這賞賜太過貴重!正不知所措間,太子妃又自一旁宮女手中取過一個錦緞荷包,塞進她手裡,溫言道:“拿著玩兒吧,權當是本宮給你的壓歲錢。”
壓歲錢?
這分明是長輩對晚輩的體恤!太子妃竟將自己放在了長輩的位置上!
此言一出,禪房內十數位命婦皆是心頭一震,互相交換著驚疑不定的眼神。
京城何時悄無聲息地冒出了這麼一號人物?竟能得到太子妃的青眼相待!
王素素心中亦是驚濤駭浪。
她雖知陳瑤與太子有些淵源,卻萬萬沒料到還能驚動太子妃親自召見,更賜下這般厚重的見麵禮!
一旁的蘇紅妝也是驚疑不定,目光頻頻投向王素素:不是說這陳瑤的父親隻是六品外官麼?莫非另有天大的來頭?
她飛快地在腦中過了一遍京城姓陳的顯貴,卻無一人能與眼前這小姑娘對上號。
“娘娘,”坐在下首的大長公主的長媳胡玉溪含笑開口,“不知這位標致的小姑娘,是哪家的千金?”

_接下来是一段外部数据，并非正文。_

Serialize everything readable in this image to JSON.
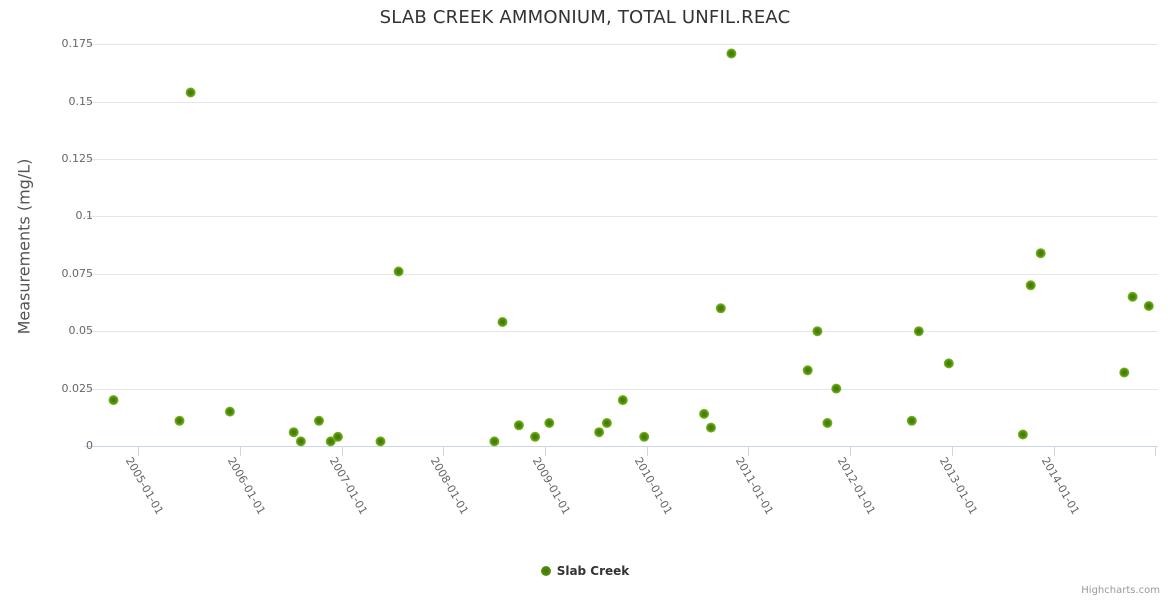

太子妃端起茶盞,抿嘴輕笑道:“前些日子,樂天府獻上一本農書,詳錄那‘黃金米’的種植之法。這小丫頭家裡,便在其中出了一份力。”
“哎呀!”胡玉溪頓時恍然,臉上的笑意真切了幾分,“原來是立下了這般大功!這黃金米可是利國利民的好東西,近來滿京城都在議論呢!”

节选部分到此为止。